We present Together-GPT-J-6B-ProxAdam-50x, capable of following human instructions and conduct zero/few-shot inference. The model trained in a decentralized fashion with ProxAdam optimizer, requiring only 2% cross-machine communication compared to vanilla data parallel training.

Quick Start

from transformers import pipeline

pipe = pipeline(model='togethercomputer/Together-gpt-J-6B-ProxAdam-50x')

pipe("Where is Zurich? Ans:")

Training Data

We fine-tune GPT-J-6B on NI, P3, COT, the pile data.

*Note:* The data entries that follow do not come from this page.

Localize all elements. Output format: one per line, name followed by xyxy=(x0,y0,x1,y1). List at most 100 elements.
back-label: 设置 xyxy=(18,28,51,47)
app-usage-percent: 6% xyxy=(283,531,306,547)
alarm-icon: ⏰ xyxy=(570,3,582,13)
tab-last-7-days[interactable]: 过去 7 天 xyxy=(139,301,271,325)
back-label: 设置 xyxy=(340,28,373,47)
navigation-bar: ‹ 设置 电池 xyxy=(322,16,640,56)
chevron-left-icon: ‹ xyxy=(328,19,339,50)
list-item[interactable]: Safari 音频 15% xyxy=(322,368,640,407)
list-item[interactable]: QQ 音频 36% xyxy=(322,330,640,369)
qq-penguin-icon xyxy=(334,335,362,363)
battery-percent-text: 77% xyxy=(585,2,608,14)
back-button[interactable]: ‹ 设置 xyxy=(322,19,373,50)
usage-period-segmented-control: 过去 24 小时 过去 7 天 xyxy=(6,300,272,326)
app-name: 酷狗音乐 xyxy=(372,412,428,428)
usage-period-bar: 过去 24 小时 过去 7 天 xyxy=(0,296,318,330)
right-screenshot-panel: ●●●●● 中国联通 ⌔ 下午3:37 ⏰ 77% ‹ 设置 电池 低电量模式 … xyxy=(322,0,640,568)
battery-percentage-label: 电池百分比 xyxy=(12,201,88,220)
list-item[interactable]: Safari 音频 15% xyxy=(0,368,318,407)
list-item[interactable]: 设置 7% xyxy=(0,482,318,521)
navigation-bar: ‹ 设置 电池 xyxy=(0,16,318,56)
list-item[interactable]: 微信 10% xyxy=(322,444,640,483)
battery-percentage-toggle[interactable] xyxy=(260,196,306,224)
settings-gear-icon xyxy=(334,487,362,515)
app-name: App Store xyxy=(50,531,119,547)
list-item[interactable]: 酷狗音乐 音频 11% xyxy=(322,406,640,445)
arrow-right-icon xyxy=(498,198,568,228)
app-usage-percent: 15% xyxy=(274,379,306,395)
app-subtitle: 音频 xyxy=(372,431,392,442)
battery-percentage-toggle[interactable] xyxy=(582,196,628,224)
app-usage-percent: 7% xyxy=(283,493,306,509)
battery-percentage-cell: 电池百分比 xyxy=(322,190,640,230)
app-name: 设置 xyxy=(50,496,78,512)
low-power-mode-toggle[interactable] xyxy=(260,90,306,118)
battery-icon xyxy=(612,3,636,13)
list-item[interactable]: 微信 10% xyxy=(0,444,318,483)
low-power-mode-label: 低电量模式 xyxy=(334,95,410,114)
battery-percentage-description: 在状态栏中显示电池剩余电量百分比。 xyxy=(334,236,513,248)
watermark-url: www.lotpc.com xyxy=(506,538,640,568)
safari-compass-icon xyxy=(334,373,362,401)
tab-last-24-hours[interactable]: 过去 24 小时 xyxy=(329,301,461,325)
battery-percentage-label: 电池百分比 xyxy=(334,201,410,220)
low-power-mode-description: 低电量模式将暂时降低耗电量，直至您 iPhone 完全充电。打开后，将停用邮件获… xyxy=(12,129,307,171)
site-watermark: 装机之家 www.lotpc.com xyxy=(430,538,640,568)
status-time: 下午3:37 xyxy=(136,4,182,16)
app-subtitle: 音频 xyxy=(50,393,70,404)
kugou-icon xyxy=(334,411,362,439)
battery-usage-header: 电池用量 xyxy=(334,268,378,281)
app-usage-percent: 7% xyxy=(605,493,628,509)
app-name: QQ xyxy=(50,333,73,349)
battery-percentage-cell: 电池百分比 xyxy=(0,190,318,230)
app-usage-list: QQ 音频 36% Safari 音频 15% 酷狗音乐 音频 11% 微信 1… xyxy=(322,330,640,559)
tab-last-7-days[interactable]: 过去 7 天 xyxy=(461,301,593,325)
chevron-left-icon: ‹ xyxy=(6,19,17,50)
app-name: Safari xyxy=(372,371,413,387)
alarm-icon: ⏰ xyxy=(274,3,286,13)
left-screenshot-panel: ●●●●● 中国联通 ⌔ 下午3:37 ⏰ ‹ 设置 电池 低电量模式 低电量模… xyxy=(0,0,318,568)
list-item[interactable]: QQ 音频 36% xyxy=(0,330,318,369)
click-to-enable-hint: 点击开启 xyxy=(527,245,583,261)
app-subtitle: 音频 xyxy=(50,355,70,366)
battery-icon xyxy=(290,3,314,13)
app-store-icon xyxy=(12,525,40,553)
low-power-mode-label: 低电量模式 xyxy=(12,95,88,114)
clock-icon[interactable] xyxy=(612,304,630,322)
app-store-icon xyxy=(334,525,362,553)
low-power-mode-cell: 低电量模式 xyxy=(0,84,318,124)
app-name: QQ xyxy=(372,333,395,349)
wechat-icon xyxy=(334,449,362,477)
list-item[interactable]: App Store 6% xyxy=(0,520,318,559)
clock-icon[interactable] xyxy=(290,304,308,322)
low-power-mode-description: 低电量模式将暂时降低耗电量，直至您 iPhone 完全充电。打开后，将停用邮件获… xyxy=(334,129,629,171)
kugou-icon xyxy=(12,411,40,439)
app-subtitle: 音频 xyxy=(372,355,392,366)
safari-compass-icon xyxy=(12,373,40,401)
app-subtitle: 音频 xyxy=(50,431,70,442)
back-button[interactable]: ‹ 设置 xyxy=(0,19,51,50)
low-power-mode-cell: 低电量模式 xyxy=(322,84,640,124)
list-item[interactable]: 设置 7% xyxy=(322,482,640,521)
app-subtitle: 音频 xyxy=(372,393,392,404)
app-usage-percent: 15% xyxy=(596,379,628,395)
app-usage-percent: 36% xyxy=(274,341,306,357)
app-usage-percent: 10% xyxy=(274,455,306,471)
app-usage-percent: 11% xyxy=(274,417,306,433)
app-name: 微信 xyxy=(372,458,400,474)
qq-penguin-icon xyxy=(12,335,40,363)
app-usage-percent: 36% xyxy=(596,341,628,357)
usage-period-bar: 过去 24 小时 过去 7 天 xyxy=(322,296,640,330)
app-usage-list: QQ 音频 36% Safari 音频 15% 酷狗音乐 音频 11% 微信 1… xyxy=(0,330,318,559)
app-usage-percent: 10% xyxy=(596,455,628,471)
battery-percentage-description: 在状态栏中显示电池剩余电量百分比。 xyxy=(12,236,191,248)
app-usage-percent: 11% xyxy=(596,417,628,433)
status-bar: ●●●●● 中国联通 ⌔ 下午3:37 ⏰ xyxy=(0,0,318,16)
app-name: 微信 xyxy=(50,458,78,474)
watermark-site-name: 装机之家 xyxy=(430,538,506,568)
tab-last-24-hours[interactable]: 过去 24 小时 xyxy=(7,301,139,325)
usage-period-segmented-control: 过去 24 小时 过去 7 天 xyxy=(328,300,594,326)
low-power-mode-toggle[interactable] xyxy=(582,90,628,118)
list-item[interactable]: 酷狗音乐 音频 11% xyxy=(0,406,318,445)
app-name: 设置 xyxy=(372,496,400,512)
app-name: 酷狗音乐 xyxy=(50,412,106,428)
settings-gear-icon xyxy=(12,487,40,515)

The pile is used to keep the general ability of GPT-J. Others are instruction-tuning datasets.

Hyperparameters

We used AdamW with a learning rate of 1e-5 and global batch size of 64, and train for 5k steps. We used mix-precision training where the activation is in FP16 while the optimizer states are kept in FP32. We truncate the input sequence to 2048 tokens, and for input sequence that contains less than 2048 tokens, we concatenate multiple sequences into one long sequence to improve the data efficiency.

Infrastructure

We used the Together Research Computer to conduct training. Specifically, we used 4 data parallel workers, each containing 2 * A100 80GB GPUs. Together Research Computer connects clusters at Stanford University, ETH Zurich, Open Science Grid, and University of Wisconsin-Madison.